To optimize the plate design and demonstrate the capabilities of our multiplex system we fabricated a polystyrene ELISA plate using PDMS hot embossing. Xurography (razor writing) of ~110 µm-thick vinyl tape was used to generate tape templates for the larger sample wells and the smaller detection antibody wells43. The tape regions corresponding to the sample and antibody well regions were discarded and the sample well template was adhered to the antibody well template. The resulting double layer tape template was then adhered to a polystyrene dish. PDMS was cured above the tape template to form a reverse replica of the tape pattern that was used to emboss polystyrene to form the ELISA plate44. The final aluminum plate mold used to generate the plates for assay validation with the GVHD biomarkers was designed in AutoCAD (Autodesk) and SolidWorks (Dassault Systemes).
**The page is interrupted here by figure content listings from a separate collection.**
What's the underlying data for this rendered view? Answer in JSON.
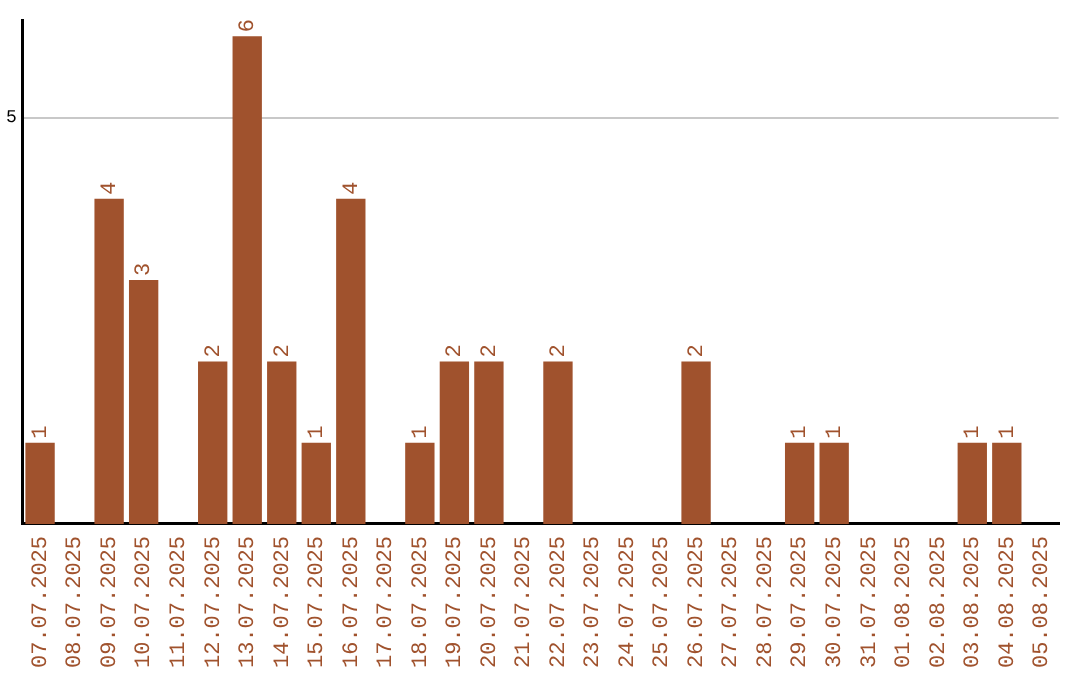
{
  "chart_data": {
    "type": "bar",
    "categories": [
      "07.07.2025",
      "08.07.2025",
      "09.07.2025",
      "10.07.2025",
      "11.07.2025",
      "12.07.2025",
      "13.07.2025",
      "14.07.2025",
      "15.07.2025",
      "16.07.2025",
      "17.07.2025",
      "18.07.2025",
      "19.07.2025",
      "20.07.2025",
      "21.07.2025",
      "22.07.2025",
      "23.07.2025",
      "24.07.2025",
      "25.07.2025",
      "26.07.2025",
      "27.07.2025",
      "28.07.2025",
      "29.07.2025",
      "30.07.2025",
      "31.07.2025",
      "01.08.2025",
      "02.08.2025",
      "03.08.2025",
      "04.08.2025",
      "05.08.2025"
    ],
    "values": [
      1,
      0,
      4,
      3,
      0,
      2,
      6,
      2,
      1,
      4,
      0,
      1,
      2,
      2,
      0,
      2,
      0,
      0,
      0,
      2,
      0,
      0,
      1,
      1,
      0,
      0,
      0,
      1,
      1,
      0
    ],
    "value_labels": [
      "1",
      null,
      "4",
      "3",
      null,
      "2",
      "6",
      "2",
      "1",
      "4",
      null,
      "1",
      "2",
      "2",
      null,
      "2",
      null,
      null,
      null,
      "2",
      null,
      null,
      "1",
      "1",
      null,
      null,
      null,
      "1",
      "1",
      null
    ],
    "color": "#a0522d",
    "ylim": [
      0,
      6.2
    ],
    "yticks": [
      5
    ],
    "grid": "y",
    "legend": false
  }
}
An aluminum mold containing a 9 × 9 array of 6.5 mm diameter sample wells that each contained 4 1.5 mm diameter antibody wells was fabricated using precision CNC micromachining (Protomatic, Inc., Dexter, MI). Polystyrene dishes were heated above their glass transition temperature and the aluminum mold was stamped into the dish to mold the plate to its final dimensions. The 1.5 mm-deep antibody wells served three purposes. First, they held the capture antibody spots in place in the event of any unexpected plate movements during transport. Second, they provided a surface feature that could be detected visually and by contact with the pipette tips to align the DEX droplets containing the detection antibodies with the capture antibody patterns. Third, they prevented sliding of the DEX/detection antibody droplets during plate transport and incubation.

Plasma samples

Heparinized plasma samples were collected from patients who received allogeneic bone marrow transplantation at the University of Michigan between 2000 and 2010. Plasma samples were collected under protocols approved by the University of Michigan Institutional Review Board and stored at the University of Michigan. The protein standard buffer consisted of PBS containing 10% healthy pooled plasma and 1% FBS, while sample buffer was PBS containing 1% FBS. Initial spike-and-recovery experiments indicated that signal intensities varied depending on patient plasma buffer and the sample matrix (plasma). To control for matrix effects, FBS was added to the PBS sample buffer such that appropriate signal intensities were achieve when control plasma was spiked with a known concentration of recombinant biomarker protein.

Statistical analysis

All plots and statistical analyses were carried out in Sigmaplot with Sigmastat (Systat Software). Standard curves were generated over a wide range of concentrations to ensure that there were no hooking effects at high concentrations and to assess the level of non-specific background signal at low concentrations. The values for single ELISA (collected using a chemiluminescence plate reader) were scaled to produce values of the same order of magnitude as the ATPS-ELISA values (collected using the Fluorochem M western reader). The standard curves were fit using a four parameter logistic function. The limit of detection (LoD) was determined from the equation LoD = LoB + 1.645 (SDlow concentration sample), where SD is the standard deviation and LoB is the limit of blank45. LoB was calculated from LoB = meanblank + 1.645 (SDblank). Linear dynamic range (LDR) was determined using LDR = maximum linear response/LoD.